To add on to the good tip from Tom Jones above, if you do (as Tom said, EL version depending)
"pam_tally --reset" (or pam_tally2 --reset) that will do all users.

If your system's bound against a large central authentication source, not specifying the user is a Bad Idea(TM). Nothing like telling RedHat to do that kind of operation when the backing authentication store is 50-300,000 users in size.

Love the use of (TM) there.

That's a valid point if you have thousands of users indeed, or centralized accounts.

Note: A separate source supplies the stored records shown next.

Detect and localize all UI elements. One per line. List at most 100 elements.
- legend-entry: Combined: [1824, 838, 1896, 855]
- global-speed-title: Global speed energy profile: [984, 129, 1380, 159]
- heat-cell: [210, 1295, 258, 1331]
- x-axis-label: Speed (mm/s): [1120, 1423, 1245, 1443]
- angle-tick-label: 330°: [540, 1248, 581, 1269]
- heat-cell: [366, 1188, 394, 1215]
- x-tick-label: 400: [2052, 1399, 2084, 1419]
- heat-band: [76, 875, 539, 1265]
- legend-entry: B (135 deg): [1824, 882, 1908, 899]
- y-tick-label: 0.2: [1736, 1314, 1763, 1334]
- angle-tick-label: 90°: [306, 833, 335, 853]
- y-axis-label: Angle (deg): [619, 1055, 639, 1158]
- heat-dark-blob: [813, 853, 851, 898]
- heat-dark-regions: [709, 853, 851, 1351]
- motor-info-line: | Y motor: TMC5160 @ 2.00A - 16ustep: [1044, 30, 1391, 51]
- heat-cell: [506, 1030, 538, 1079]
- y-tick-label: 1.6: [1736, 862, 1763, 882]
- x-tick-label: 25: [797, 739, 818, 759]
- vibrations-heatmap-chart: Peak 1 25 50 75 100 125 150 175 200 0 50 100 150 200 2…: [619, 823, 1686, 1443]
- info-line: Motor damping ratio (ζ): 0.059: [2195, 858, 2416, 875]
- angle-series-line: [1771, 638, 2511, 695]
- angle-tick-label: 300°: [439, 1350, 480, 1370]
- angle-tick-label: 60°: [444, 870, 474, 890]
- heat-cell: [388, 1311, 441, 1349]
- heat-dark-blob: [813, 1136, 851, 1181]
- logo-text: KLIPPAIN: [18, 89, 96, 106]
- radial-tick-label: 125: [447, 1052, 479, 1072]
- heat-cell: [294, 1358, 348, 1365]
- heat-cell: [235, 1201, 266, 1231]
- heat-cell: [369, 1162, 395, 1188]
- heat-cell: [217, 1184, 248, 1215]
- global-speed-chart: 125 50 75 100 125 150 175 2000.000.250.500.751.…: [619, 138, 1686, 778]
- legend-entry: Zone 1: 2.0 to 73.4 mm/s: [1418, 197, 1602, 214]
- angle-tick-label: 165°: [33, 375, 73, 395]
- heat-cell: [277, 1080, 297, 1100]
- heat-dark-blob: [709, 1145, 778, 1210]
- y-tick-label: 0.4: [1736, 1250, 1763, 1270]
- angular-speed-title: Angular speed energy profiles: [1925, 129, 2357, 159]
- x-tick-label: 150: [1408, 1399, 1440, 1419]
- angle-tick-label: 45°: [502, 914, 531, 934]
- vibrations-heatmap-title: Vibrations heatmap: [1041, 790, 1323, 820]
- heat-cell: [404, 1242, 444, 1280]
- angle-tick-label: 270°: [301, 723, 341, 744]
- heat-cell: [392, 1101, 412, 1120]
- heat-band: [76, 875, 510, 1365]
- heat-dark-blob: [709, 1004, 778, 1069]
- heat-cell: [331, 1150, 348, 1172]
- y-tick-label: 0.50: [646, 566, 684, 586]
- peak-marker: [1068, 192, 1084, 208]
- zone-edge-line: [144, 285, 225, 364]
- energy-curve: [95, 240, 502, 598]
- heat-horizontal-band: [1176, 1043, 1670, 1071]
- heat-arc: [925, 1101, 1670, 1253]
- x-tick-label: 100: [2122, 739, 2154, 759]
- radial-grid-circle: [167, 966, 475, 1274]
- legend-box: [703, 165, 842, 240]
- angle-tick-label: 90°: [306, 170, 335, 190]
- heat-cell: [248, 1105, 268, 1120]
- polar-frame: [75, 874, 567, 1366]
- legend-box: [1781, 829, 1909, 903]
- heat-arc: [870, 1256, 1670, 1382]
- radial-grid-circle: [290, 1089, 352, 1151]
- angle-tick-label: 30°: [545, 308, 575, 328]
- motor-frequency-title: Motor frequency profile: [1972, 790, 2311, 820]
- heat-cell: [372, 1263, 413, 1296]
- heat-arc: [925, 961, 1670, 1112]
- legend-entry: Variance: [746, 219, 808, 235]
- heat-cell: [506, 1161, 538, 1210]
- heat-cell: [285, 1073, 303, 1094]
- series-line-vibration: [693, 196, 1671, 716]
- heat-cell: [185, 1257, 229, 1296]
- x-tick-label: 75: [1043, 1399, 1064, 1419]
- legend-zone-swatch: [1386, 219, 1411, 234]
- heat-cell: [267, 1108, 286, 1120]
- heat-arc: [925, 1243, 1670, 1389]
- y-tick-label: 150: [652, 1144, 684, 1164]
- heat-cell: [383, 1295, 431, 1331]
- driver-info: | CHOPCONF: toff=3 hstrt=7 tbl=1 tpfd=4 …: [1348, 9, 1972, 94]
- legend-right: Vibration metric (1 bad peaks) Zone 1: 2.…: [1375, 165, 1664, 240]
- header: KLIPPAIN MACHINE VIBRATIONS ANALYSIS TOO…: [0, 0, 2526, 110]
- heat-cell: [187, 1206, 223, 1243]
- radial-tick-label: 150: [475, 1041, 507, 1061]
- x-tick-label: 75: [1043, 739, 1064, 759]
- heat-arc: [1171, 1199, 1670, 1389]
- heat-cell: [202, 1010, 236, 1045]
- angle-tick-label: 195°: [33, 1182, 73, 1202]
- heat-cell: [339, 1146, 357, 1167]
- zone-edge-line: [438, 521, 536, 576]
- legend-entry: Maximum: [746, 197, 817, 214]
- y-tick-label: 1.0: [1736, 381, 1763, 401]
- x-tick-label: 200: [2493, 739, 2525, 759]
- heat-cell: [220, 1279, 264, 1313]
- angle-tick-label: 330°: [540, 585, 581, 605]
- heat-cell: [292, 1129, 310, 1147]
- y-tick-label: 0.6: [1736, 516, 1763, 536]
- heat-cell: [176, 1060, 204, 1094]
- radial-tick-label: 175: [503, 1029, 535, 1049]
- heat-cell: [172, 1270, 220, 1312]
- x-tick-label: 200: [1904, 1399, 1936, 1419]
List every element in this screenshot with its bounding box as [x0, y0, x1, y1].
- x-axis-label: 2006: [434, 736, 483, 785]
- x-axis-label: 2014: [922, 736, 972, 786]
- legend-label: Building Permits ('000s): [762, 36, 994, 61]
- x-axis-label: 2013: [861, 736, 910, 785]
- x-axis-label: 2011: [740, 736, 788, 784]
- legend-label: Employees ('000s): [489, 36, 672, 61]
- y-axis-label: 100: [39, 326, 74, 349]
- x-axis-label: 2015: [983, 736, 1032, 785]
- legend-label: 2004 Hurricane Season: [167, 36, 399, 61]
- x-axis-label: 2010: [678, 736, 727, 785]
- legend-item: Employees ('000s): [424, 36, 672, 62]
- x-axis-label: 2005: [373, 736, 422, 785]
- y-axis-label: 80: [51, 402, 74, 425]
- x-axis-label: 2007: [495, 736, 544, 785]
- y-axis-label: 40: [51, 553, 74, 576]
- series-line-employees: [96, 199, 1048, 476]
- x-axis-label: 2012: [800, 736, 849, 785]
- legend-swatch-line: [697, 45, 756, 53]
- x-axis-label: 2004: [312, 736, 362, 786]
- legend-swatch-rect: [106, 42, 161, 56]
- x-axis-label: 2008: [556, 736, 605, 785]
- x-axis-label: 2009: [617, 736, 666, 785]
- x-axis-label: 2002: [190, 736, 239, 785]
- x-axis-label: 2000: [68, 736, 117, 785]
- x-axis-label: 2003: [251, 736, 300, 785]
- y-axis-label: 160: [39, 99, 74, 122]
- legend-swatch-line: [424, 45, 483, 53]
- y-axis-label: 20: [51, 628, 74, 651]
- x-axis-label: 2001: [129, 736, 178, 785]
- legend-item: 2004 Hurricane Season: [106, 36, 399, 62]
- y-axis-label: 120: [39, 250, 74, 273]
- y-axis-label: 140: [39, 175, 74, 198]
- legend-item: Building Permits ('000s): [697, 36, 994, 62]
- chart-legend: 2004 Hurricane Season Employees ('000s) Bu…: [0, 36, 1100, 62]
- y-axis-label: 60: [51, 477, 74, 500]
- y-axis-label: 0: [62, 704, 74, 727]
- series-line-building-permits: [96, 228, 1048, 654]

I was thinking though of a specific server in my environment where only a few known people are allowed to log in - but that's a valid point you bring up Tom. the addition of the --user directive is a very good practice.

Other than console, only real login method to our Linux systems is via SSH. ILO/OA allow you to AD-integrate but limit who can do what (by group) - so only a very few people have access to physical remote consoles. Similar for ESX vConsoles. OpenSSH's AllowGroups option is good for restricting SSH logins.

Even so, the AD integration utilities see the entire namespace. Not using the --user flag results in pam_tally going out to lunch for quite a long time. :p

Good point there...

Tom,
do you (or anyone else) know an easier method to list locked accounts than the below (for centralized accounts like ldap)?
The example below has just one locked account, named elvis.

[root@someserver ~]# getent passwd | grep -v nologin | cut -d : -f 1 |  perl -ne 'chomp;system("passwd -S $_ | grep  locked")'
elvis LK 2014-03-24 0 99999 7 -1 (Password locked.)

Thanks

Depends where they're locked. If it's just a locally-maintained lock, excuting pam_tally2 with no options will list all accounts that have failed login attempts and/or locked accounts. If it's in the centralized auth system, the answer is specific to that central auth store (you have to know what attribute to query for, then issue an appropriate query against the remote store).

Thanks Tom

Thanks Tom...!!!!!!! :-)

It happened for root, How can I fix this?

If pam_tally has locked your root account, that implies someone used the option even_deny_root in your system-auth-ac/password-auth-ac. If you did not also set root_unlock_time, I think you will have to boot single user or rescue mode to fix (comment out the pam_tally configs in your PAM files).

Thanks for your update. It helped me to fix this.